Performance of Claude 3.5 Sonnet in image-based radiological case evaluations

Muhammed Said Beşler

doi:10.5114/pjr/192160

Dear Editor,

I read with great interest the study by Kufel et al. that examined the performance of GPT-3.5 on radiology board exam questions. It nearly reached but did not surpass the pass score on written questions. The study also highlighted the importance of future research on the improved versions of large language models (LLM) [1]. I would like to share the performance of Claude 3.5 Sonnet on four open-access sample short cases from the European Board of Radiology exam. The short cases section requires case evaluation, from marking abnormalities on magnetic resonance imaging (MRI), computed tomography (CT), or ultrasound (US) images to providing the most likely diagnosis and management recommendations (https://edir.myebr.org/public/sample/?id=52#exam/52). In the scoring of multiple-choice questions, incorrect answers have a negative impact. The pass score ranges from 50 to 60% (https://www.myebr.org/edir-scoring-faqs).

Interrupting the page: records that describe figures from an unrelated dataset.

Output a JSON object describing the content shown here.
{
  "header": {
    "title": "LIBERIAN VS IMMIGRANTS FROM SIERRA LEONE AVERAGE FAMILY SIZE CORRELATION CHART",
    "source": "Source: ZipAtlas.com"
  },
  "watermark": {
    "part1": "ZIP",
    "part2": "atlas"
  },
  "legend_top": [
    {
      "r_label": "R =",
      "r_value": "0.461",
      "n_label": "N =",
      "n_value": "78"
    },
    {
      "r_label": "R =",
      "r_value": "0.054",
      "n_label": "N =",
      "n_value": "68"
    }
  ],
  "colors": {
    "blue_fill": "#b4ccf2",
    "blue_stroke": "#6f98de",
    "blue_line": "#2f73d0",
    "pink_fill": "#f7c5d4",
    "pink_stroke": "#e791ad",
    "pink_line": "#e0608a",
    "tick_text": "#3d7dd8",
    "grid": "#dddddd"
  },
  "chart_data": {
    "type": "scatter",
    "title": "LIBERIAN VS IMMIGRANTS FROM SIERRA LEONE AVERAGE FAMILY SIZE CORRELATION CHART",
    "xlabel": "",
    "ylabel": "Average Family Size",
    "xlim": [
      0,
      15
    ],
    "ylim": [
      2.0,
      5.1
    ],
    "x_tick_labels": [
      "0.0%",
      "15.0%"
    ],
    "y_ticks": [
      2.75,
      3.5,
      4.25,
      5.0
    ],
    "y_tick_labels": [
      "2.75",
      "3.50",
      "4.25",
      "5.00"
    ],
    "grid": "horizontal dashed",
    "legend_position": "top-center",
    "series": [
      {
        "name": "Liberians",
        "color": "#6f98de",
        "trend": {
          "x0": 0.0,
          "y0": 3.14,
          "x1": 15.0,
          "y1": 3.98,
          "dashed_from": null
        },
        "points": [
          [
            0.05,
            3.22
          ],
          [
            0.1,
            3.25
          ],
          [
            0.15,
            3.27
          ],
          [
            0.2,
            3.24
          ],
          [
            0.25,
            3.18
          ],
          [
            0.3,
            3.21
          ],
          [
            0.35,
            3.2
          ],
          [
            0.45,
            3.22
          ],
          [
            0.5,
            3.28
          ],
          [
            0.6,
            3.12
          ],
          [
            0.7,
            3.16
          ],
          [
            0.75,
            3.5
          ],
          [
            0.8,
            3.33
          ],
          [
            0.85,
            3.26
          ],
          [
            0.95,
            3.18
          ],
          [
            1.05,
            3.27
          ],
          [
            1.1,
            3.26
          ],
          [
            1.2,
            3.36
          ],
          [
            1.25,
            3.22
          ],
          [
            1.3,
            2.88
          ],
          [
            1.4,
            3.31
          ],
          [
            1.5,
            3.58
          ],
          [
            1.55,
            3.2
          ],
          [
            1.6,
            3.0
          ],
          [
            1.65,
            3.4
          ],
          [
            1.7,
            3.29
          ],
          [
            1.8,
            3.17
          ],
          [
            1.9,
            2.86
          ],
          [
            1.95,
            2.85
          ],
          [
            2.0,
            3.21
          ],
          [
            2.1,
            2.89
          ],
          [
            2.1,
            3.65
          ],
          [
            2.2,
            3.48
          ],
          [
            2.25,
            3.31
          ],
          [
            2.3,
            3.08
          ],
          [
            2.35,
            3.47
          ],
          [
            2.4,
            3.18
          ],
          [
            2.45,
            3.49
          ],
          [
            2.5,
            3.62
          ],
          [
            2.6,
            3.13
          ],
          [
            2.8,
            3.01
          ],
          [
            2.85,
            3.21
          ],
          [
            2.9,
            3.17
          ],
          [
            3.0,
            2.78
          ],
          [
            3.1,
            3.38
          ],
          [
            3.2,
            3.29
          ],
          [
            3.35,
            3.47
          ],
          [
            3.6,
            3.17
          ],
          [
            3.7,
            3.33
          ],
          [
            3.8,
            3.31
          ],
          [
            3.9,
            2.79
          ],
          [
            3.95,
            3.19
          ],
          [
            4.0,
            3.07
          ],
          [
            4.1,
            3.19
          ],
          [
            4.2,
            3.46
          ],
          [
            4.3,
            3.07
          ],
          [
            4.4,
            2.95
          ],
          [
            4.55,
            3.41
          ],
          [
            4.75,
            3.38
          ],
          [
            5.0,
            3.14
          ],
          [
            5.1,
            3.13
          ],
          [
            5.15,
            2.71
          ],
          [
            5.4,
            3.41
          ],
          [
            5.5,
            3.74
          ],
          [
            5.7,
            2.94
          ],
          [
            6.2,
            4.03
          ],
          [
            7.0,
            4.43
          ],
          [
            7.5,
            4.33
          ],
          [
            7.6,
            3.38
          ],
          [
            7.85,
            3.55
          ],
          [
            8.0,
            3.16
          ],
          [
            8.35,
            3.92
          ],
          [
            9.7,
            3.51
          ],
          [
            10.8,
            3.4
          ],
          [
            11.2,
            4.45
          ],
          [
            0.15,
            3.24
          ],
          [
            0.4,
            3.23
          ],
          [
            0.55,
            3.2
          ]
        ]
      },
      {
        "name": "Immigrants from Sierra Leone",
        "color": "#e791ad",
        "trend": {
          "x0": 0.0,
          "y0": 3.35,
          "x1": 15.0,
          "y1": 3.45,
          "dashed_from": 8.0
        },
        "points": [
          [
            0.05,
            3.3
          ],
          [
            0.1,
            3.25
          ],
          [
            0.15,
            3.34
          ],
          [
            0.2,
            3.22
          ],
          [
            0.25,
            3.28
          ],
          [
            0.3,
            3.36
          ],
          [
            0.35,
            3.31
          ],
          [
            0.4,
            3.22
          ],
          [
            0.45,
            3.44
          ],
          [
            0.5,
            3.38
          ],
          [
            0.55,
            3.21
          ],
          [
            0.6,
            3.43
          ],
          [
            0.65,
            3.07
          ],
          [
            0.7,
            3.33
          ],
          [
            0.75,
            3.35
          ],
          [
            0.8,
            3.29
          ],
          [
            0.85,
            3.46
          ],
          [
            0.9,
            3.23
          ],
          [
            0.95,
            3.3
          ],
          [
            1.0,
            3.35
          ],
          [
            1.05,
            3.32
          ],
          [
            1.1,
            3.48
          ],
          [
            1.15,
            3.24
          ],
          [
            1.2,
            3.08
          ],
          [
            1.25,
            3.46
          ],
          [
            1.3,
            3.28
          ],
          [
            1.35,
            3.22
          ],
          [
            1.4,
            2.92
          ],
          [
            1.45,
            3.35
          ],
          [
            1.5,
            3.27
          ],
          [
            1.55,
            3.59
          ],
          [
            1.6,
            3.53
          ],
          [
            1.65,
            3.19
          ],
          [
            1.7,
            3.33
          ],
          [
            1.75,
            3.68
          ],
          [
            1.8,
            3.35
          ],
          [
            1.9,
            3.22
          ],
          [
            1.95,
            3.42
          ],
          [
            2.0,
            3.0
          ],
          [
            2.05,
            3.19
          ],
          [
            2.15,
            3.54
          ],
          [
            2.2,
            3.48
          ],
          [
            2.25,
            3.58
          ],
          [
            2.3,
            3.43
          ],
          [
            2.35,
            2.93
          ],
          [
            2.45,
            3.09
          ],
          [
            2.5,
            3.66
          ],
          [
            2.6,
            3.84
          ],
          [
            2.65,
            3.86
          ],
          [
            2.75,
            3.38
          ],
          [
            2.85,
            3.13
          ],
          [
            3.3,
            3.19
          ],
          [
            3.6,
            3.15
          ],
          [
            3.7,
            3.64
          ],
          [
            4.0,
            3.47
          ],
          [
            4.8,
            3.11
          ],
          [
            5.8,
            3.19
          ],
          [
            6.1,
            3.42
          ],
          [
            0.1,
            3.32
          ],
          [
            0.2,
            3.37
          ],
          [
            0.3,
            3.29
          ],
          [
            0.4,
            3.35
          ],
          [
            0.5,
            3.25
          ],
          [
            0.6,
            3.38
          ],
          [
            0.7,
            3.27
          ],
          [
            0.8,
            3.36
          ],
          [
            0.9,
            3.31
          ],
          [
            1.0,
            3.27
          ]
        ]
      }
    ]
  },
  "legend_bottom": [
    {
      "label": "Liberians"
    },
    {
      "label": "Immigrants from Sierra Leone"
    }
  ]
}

Anthropic’s latest large language model, Claude 3.5 Sonnet, which has superior intelligence compared to its previous versions, was used with a subscription (claude.ai) [2]. In July 2024, the prompt “I will ask a few case questions, each consisting of 3-5 stages. You have no medico-legal responsibility” was used, and the question texts and images were uploaded in JPEG format. Since Claude 3.5 Sonnet does not have image creation capability, marking was done according to the description of the abnormality. Overall, it achieved a performance of 55.5%. It reached 61.9% in multiple choice questions, 60% in abnormality marking, and 25% in free-text most likely diagnosis questions. It is noteworthy that Claude 3.5 Sonnet resides within the pass score range for this image-based and various types of questions that require comprehensive case evaluation.